La sottosegretaria dimissionaria Vicari: conosco Morace, ma ho favorito una categoria e non lui

Di Monica Guerzoni

«Sono Simona Vicari, mi aveva cercato?». Alle nove della sera l’ormai ex sottosegretaria alle Infrastrutture e ai Trasporti ha voglia di parlare e spiegare. La senatrice alfaniana, architetta, nata a Palermo nel 1967, si dice «assolutamente serena», ma il tono della voce tradisce emozione e stanchezza.

Il ministro Delrio è rimasto «molto stupito» per la sua scelta di prendere quel Rolex in regalo e le ha consigliato di dimettersi. Avete discusso?
«Ma no, e perché mai? Come avrà letto, Delrio ha detto di apprezzare il mio gesto».

Anche il premier Gentiloni le ha telefonato per chiederle di fare un passo indietro?
«Assolutamente no, mi hanno detto entrambi di prendere liberamente le mie decisioni».

Decisione sofferta, quella di lasciare?
«Nessuna sofferenza, perché io non ho agito nell’interesse di una persona, ma nell’interesse di una categoria.

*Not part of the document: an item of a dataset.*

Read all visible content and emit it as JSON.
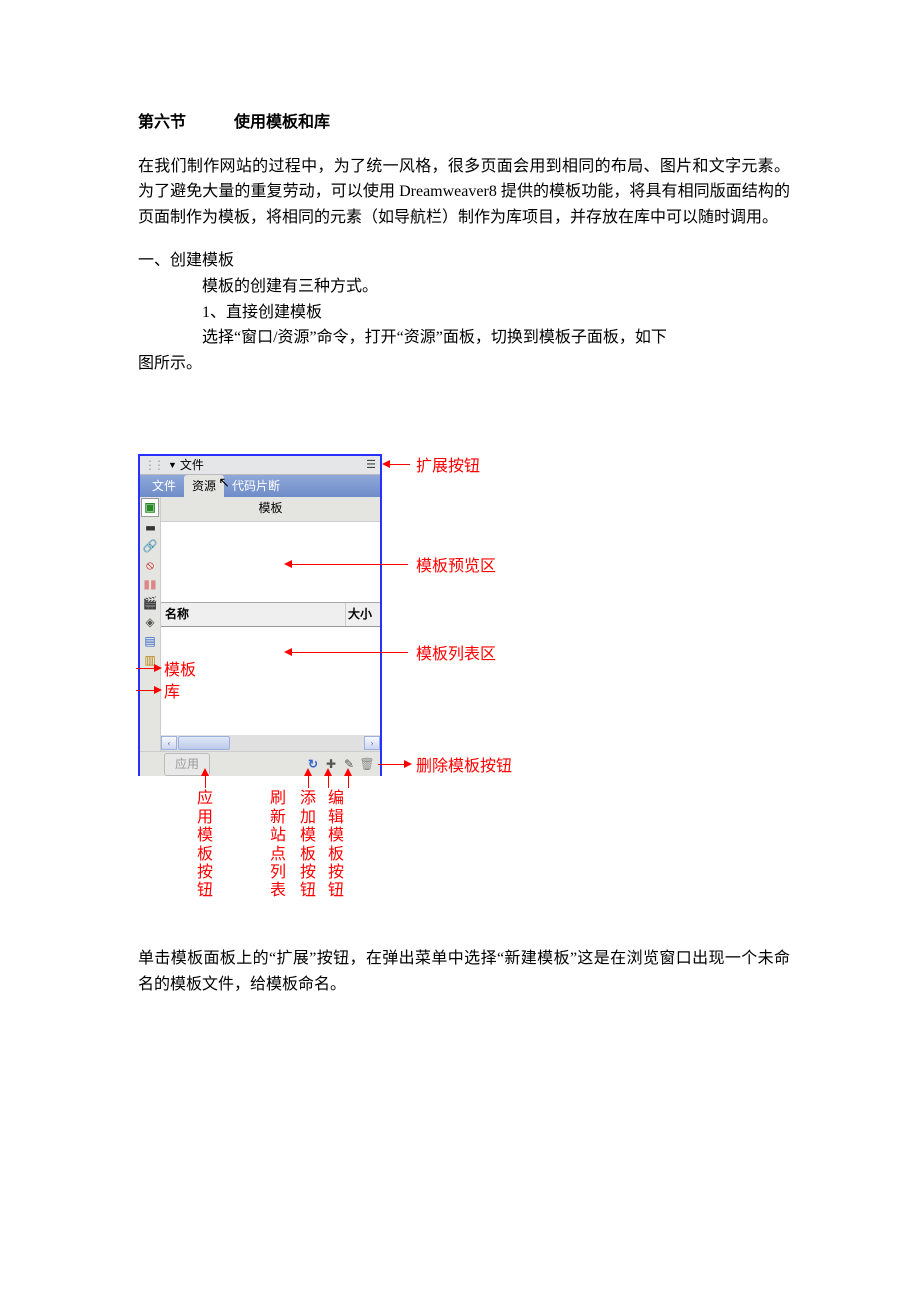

Il trasporto marittimo era l’unico mondo del trasporto pubblico rimasto fuori dall’esenzione dell’Iva e il ministro Delrio era a conoscenza di quell’emendamento».

Perché, al telefono con l’armatore Morace, rivendica il merito di averlo fatto modificare lei?
«Il testo ha fatto il percorso che doveva fare. Lo abbiamo mandato al Mef, poi all’ufficio legislativo...».

Al di là dell’inchiesta, non pensa che sia stato un errore anche dal punto di vista dell’opportunità politica accettare da Morace un orologio del valore di 5.800 euro? Lo rifarebbe, da sottosegretaria ai Trasporti?
«Ho letto sulle agenzie che sarei accusata di corruzione. Ma di che parliamo? Quell’orologio riguarda rapporti con le persone che uno ha a prescindere. Dalle intercettazioni si capisce benissimo che si tratta di un regalo di Natale. Poi sì, io ho chiamato per ringraziare. Ma se lo avessi fatto per corruzione, secondo lei avrei ringraziato?».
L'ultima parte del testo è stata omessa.